Meeting of the Parliament 26 February 2026 [Draft]
The motion for today’s debate on the Local Government Finance (Scotland) Order 2026 seeks the Parliament’s approval of the guaranteed allocations of revenue funding to individual local authorities for 2026-27. It also seeks agreement to the allocation of additional funding for 2025-26, which has been identified since the equivalent order in 2025 was approved on 27 February 2025.
For context, the average real-terms increase in the resource block grant is only 0.5 per cent per annum across the spending review period, which falls far short of what is required in the current fiscal landscape. The capital block grant reduces in real terms by 0.3 per cent by 2029-30. That is simply not enough to change the difficult fiscal position that we face, which means that tough choices on transformation and efficiencies are required to balance demands for public spending within our funding constraints.
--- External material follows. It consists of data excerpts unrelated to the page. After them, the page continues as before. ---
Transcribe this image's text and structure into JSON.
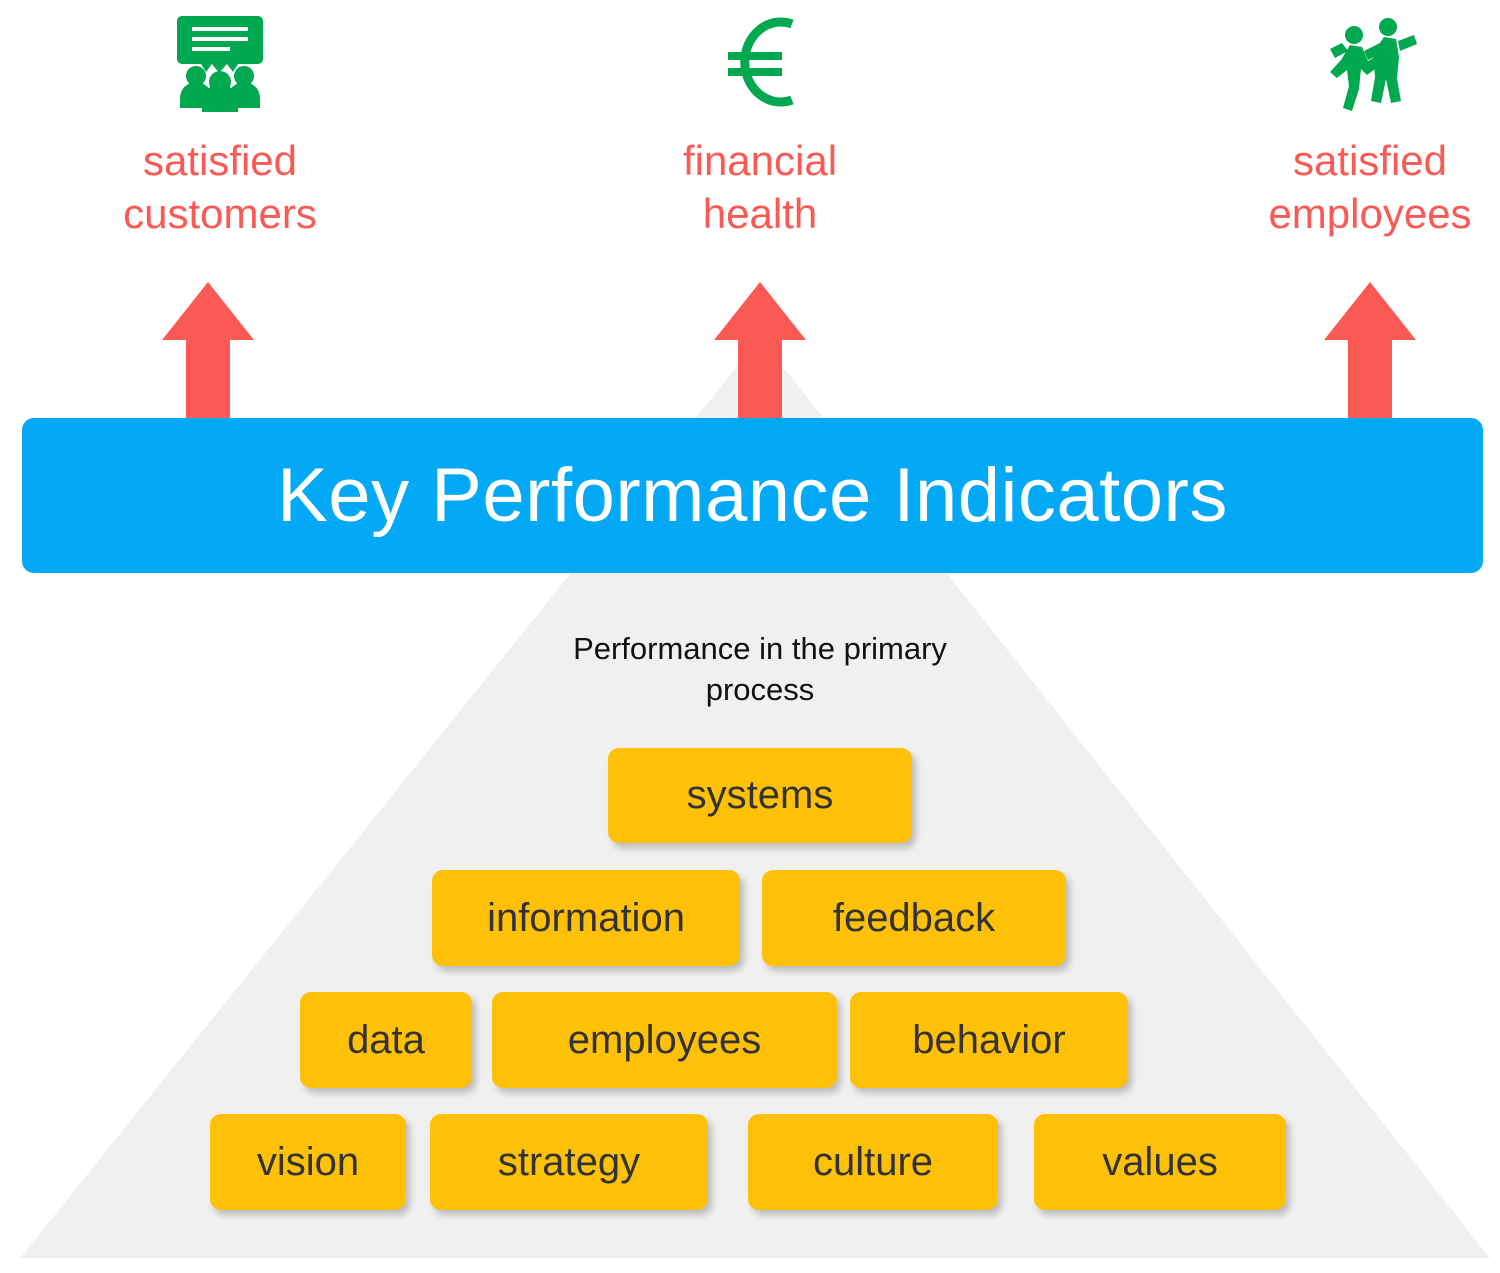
{
  "colors": {
    "accent_blue": "#03A9F4",
    "arrow_red": "#FB5A54",
    "label_red": "#FB5A54",
    "icon_green": "#00A94F",
    "block_yellow": "#FFC107",
    "block_text": "#333333",
    "pyramid_gray": "#F0F0F0",
    "banner_text": "#FFFFFF",
    "caption_text": "#111111"
  },
  "outcomes": [
    {
      "icon": "presentation-audience-icon",
      "label": "satisfied\ncustomers"
    },
    {
      "icon": "euro-currency-icon",
      "label": "financial\nhealth"
    },
    {
      "icon": "dancing-people-icon",
      "label": "satisfied\nemployees"
    }
  ],
  "arrows": [
    {
      "icon": "up-arrow-icon",
      "points_to": "satisfied customers"
    },
    {
      "icon": "up-arrow-icon",
      "points_to": "financial health"
    },
    {
      "icon": "up-arrow-icon",
      "points_to": "satisfied employees"
    }
  ],
  "banner": {
    "title": "Key Performance Indicators"
  },
  "pyramid": {
    "caption": "Performance in the primary\nprocess",
    "rows": [
      {
        "level": 1,
        "blocks": [
          {
            "label": "systems"
          }
        ]
      },
      {
        "level": 2,
        "blocks": [
          {
            "label": "information"
          },
          {
            "label": "feedback"
          }
        ]
      },
      {
        "level": 3,
        "blocks": [
          {
            "label": "data"
          },
          {
            "label": "employees"
          },
          {
            "label": "behavior"
          }
        ]
      },
      {
        "level": 4,
        "blocks": [
          {
            "label": "vision"
          },
          {
            "label": "strategy"
          },
          {
            "label": "culture"
          },
          {
            "label": "values"
          }
        ]
      }
    ]
  }
}
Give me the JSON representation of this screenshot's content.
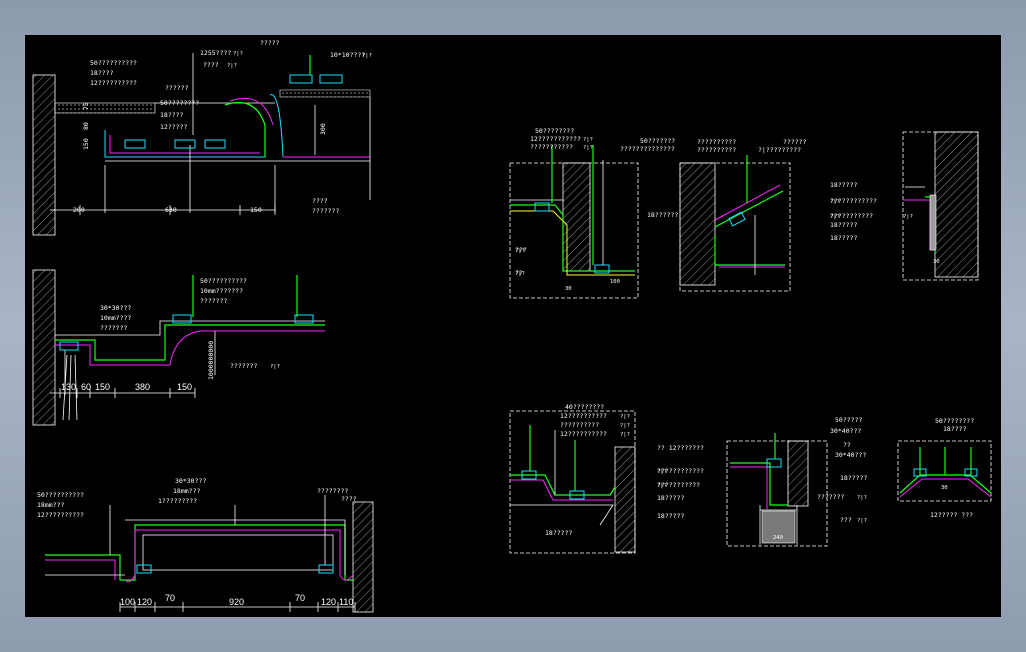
{
  "viewer": {
    "background": "#000000",
    "frame_color": "#9aa8bb"
  },
  "colors": {
    "white": "#ffffff",
    "green": "#19ff19",
    "cyan": "#19e0ff",
    "magenta": "#ff22ff",
    "yellow": "#ffff22",
    "red": "#ff3333"
  },
  "detail_a": {
    "labels": [
      "50??????????",
      "18????",
      "12??????????",
      "1255????",
      "??????",
      "????",
      "50????????",
      "18????",
      "12?????",
      "?????",
      "10*10????",
      "????",
      "???????"
    ],
    "tags": [
      "?|?",
      "?|?",
      "?|?"
    ],
    "dims": [
      "200",
      "630",
      "150",
      "300",
      "150",
      "80",
      "75"
    ]
  },
  "detail_b": {
    "labels": [
      "50??????????",
      "10mm???????",
      "???????",
      "30*30???",
      "10mm????",
      "???????",
      "???????"
    ],
    "tag": "?|?",
    "dims": [
      "130",
      "60",
      "150",
      "380",
      "150"
    ]
  },
  "detail_c": {
    "labels": [
      "50??????????",
      "18mm???",
      "12??????????",
      "30*30???",
      "18mm???",
      "1?????????",
      "????????",
      "????"
    ],
    "dims": [
      "100",
      "120",
      "70",
      "920",
      "70",
      "120",
      "110"
    ]
  },
  "detail_d": {
    "labels": [
      "50????????",
      "12???????????",
      "???????????",
      "???",
      "??",
      "18?????????",
      "50???????",
      "??????????????"
    ],
    "tags": [
      "?|?",
      "?|?",
      "?|?",
      "?|?"
    ],
    "dims": [
      "30",
      "100"
    ]
  },
  "detail_e": {
    "labels": [
      "18??????",
      "??????????",
      "??????????",
      "??????",
      "?|?????????",
      "???????????"
    ]
  },
  "detail_f": {
    "labels": [
      "18?????",
      "????????????",
      "???????????",
      "18?????",
      "18?????"
    ],
    "tags": [
      "?|?",
      "?|?",
      "?|?"
    ],
    "dims": [
      "30"
    ]
  },
  "detail_g": {
    "labels": [
      "40????????",
      "12??????????",
      "??????????",
      "12??????????",
      "18?????"
    ],
    "tags": [
      "?|?",
      "?|?",
      "?|?"
    ]
  },
  "detail_h": {
    "labels": [
      "50?????",
      "30*40???",
      "??",
      "30*40???",
      "18?????",
      "???????",
      "???",
      "?? 12???????",
      "????????????",
      "???????????",
      "18?????",
      "18?????"
    ],
    "tags": [
      "?|?",
      "?|?",
      "?|?",
      "?|?"
    ],
    "dims": [
      "240"
    ]
  },
  "detail_i": {
    "labels": [
      "50????????",
      "18????",
      "12????? ???"
    ],
    "dims": [
      "30"
    ]
  }
}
The 2026-27 Scottish budget that the Parliament passed yesterday is a budget that delivers opportunity for Scotland by investing in families, public services and the economy while continuing to build a fairer, greener and more prosperous future.
The Scottish budget delivers record funding of £15.7 billion to councils in 2026-27, by providing revenue funding of more than £15 billion and almost £0.7 billion of support for capital expenditure. The 2026-27 local government finance settlement provides a real-terms increase compared with the position in 2025-26, as the Accounts Commission and the Scottish Parliament information centre have confirmed.
Over the longer term, the total local government finance settlement has increased by £5.4 billion, or 52 per cent, between 2016-17 and 2026-27. That is a real-terms increase of almost 10 per cent, despite UK Government austerity measures.
The outcome of the Scottish budget provides clear evidence of our commitment to the fiscal framework between the Scottish Government and local government. More frequent and meaningful budget engagement has been fundamental in making the decisions that underpin the budget, including providing full flexibility for council tax. The budget also baselined a further £773 million of funding, which takes the total funding that has been consolidated into the core general revenue grant since the Verity house agreement was signed in 2023 to almost £2.3 billion.